Un juge fédéral a interrompu jeudi la construction hors sol de la salle de bal de la Maison Blanche de 90 000 pieds carrés prévue par le président Donald Trump, estimant que l'administration ne pouvait pas utiliser la sécurité nationale comme prétexte pour contourner une injonction précédente. La décision a immédiatement déclenché une nouvelle tempête politique, détournant l'attention du pivot prévu par la Maison Blanche vers les questions économiques et soulignant la liste croissante des batailles politiques non économiques de l'administration.
« La sécurité nationale n'est pas un chèque en blanc pour mener des activités par ailleurs illégales », a écrit le juge de district américain Richard Leon dans sa décision. Le juge, nommé par George W. Bush, avait précédemment bloqué le projet dans l'attente de l'approbation du Congrès, une décision que l'administration a cherché à contourner en reclassant l'ensemble du projet de 400 millions de dollars comme vital pour la sécurité nationale.
La nouvelle ordonnance permet la poursuite des travaux souterrains, y compris un bunker de sécurité et des installations médicales, mais gèle la salle de bal hors sol largement médiatisée. Le jugement intervient après que le National Trust for Historic Preservation a poursuivi l'administration, arguant qu'elle avait enfreint la loi en commençant la construction sans autorisation appropriée. Le département de la Justice a déposé un avis d'appel le même jour.
Ce revers juridique et la réaction ultérieure de Trump menacent d'éclipser les efforts de l'administration pour recentrer son message sur l'économie. À l'approche des élections de mi-mandat, les stratèges républicains étaient impatients de rappeler aux électeurs les baisses d'impôts et d'autres politiques intérieures.
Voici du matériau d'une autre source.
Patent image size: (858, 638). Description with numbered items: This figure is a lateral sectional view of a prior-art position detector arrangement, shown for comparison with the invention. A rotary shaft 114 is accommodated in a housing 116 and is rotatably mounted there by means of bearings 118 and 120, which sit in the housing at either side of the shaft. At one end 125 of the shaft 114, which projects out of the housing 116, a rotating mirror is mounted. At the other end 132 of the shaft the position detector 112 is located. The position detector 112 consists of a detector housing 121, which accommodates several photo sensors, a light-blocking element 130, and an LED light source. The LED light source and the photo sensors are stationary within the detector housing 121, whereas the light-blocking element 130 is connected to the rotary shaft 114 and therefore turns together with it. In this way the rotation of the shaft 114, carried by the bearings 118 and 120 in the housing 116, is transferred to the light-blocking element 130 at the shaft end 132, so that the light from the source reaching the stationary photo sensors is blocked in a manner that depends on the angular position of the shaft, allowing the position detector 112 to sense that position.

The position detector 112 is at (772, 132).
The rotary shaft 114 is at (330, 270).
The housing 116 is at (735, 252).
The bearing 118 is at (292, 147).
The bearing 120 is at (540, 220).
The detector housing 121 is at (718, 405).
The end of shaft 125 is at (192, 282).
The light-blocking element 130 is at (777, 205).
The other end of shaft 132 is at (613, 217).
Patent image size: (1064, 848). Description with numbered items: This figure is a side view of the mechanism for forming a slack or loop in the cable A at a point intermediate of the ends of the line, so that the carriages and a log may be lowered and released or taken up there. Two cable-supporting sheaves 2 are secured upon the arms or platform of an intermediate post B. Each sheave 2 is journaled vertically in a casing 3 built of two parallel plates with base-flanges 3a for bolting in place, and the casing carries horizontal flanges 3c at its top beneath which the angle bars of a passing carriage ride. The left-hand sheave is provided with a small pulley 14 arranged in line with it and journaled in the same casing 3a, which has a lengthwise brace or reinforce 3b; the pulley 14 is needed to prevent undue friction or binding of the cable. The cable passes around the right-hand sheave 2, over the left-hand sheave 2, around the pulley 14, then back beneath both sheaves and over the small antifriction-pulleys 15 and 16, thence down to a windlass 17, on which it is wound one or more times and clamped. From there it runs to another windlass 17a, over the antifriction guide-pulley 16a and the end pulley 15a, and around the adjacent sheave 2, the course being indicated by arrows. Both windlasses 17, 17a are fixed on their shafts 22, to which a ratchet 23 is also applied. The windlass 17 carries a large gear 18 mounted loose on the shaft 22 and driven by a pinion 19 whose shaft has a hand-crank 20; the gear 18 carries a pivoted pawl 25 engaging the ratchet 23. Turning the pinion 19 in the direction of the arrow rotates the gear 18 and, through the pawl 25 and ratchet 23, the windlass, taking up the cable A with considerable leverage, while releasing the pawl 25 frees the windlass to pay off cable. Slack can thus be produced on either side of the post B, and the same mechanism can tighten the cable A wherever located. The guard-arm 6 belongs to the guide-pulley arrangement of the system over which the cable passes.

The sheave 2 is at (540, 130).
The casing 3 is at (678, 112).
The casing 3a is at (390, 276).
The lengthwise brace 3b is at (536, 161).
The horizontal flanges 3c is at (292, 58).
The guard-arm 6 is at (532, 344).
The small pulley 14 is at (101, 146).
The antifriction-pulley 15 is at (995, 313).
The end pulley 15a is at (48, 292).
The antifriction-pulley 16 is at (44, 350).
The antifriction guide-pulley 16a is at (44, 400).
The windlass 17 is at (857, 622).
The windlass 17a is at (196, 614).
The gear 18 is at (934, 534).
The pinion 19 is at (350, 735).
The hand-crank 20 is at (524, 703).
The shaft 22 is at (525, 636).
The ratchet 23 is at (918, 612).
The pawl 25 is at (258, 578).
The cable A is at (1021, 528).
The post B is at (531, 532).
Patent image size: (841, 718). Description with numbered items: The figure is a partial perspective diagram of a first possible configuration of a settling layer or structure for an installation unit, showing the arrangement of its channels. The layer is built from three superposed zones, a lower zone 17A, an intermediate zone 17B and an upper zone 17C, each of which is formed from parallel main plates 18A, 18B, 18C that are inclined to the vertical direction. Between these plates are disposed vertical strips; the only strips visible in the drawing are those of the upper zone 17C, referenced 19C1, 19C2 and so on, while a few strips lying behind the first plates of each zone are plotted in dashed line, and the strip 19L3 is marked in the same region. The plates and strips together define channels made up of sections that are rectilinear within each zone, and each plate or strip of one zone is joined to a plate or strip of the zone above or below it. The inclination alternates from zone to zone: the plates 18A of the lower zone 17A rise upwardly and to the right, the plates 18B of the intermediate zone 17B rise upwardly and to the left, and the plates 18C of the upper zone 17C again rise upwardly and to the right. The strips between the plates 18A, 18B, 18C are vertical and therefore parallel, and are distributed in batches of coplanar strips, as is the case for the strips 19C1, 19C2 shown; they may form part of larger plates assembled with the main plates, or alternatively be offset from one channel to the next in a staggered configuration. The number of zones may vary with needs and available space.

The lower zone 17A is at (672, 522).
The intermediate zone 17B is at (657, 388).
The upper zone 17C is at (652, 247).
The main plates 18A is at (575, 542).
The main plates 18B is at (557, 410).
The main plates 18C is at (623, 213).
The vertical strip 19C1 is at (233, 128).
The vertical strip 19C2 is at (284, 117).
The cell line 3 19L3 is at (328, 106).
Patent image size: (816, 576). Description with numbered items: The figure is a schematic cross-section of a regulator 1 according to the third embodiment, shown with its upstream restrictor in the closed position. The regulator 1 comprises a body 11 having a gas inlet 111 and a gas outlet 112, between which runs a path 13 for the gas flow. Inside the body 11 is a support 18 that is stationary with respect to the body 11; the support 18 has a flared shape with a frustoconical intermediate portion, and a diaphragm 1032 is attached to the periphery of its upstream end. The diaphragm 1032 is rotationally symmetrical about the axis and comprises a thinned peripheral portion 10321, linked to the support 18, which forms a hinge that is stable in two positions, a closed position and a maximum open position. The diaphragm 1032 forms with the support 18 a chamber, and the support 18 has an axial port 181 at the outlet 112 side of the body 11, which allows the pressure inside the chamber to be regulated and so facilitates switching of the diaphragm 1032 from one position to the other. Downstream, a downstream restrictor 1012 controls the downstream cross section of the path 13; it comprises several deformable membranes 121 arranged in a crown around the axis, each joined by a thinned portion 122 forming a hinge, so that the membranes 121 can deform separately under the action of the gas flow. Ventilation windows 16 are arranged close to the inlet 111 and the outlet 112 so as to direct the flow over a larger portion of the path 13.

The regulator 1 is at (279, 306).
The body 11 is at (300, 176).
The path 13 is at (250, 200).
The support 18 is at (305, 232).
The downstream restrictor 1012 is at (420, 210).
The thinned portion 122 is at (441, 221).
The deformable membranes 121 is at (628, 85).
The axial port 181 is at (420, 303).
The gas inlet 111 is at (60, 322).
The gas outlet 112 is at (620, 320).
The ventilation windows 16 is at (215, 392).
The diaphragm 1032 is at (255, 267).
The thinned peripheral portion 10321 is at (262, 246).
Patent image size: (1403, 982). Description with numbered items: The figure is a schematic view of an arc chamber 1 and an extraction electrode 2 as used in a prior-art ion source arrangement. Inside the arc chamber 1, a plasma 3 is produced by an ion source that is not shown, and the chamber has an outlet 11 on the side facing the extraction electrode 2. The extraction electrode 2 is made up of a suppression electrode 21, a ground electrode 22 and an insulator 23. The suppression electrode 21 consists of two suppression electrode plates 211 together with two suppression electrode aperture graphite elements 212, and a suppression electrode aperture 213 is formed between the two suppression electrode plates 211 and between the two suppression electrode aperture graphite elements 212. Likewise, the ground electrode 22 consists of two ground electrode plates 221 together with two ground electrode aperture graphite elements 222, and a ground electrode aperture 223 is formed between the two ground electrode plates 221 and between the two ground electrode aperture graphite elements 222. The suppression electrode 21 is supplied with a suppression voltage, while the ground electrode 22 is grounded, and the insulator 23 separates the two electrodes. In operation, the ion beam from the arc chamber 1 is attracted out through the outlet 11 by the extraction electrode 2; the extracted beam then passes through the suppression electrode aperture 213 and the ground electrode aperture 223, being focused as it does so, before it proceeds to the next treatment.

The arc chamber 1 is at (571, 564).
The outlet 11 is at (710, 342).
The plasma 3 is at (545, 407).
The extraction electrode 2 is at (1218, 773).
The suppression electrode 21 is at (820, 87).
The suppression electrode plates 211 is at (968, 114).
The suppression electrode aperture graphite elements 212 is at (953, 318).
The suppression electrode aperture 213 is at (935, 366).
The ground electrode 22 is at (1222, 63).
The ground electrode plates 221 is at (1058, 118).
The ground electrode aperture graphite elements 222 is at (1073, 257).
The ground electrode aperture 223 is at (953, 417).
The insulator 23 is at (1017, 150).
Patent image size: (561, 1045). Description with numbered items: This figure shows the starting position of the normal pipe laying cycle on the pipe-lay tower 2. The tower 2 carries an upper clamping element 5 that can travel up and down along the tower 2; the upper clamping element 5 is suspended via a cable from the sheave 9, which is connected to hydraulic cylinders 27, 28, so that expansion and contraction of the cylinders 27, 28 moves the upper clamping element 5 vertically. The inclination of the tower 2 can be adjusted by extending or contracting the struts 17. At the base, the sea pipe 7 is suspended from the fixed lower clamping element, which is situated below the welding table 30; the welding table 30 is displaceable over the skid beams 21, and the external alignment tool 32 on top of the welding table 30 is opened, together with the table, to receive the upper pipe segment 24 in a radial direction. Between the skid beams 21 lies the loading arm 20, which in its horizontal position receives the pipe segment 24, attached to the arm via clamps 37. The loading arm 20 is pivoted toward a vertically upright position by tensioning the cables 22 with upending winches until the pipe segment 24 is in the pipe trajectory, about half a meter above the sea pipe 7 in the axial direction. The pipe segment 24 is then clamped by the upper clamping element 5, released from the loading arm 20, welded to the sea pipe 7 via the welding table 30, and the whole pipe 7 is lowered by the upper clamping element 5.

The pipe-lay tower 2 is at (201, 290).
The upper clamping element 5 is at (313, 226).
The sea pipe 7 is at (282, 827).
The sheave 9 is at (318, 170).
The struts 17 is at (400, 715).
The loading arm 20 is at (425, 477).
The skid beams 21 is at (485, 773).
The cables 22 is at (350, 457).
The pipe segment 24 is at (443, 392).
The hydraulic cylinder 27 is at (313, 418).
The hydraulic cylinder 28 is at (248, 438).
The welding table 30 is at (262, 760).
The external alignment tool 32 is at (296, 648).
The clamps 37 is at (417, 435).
Au lieu de cela, le président a passé des heures sur les réseaux sociaux à critiquer le juge « anti-Trump » et son « dépassement illégal », ramenant l'attention du public sur ses projets de construction personnels et ses griefs politiques.
Ce n'est pas le seul projet de construction controversé qui accapare l'attention de l'administration. Un panel fédéral a récemment donné son approbation préliminaire pour un arc de triomphe « Arc de Trump » de 250 pieds à Washington D.C., un monument qui doit être partiellement financé par une allocation de 2 millions de dollars de la Fondation nationale pour les sciences humaines. Les démocrates se sont saisis de ces projets comme preuve d'un président déconnecté des préoccupations des Américains ordinaires.
L'habitude de laisser les batailles politiques et personnelles faire dérailler les messages économiques est familière pour l'administration Trump. Le conflit en cours en Iran, qui entame son deuxième mois, a déjà compliqué les récits économiques en contribuant à la hausse des prix de l'essence. Pour les investisseurs, le litige sur la salle de bal constitue un indicateur de plus d'une administration dont les priorités ne sont peut-être pas alignées sur la garantie d'une gestion économique stable, ajoutant une couche d'incertitude politique aux perspectives du marché.
Cet article est à titre informatif uniquement et ne constitue pas un conseil en investissement.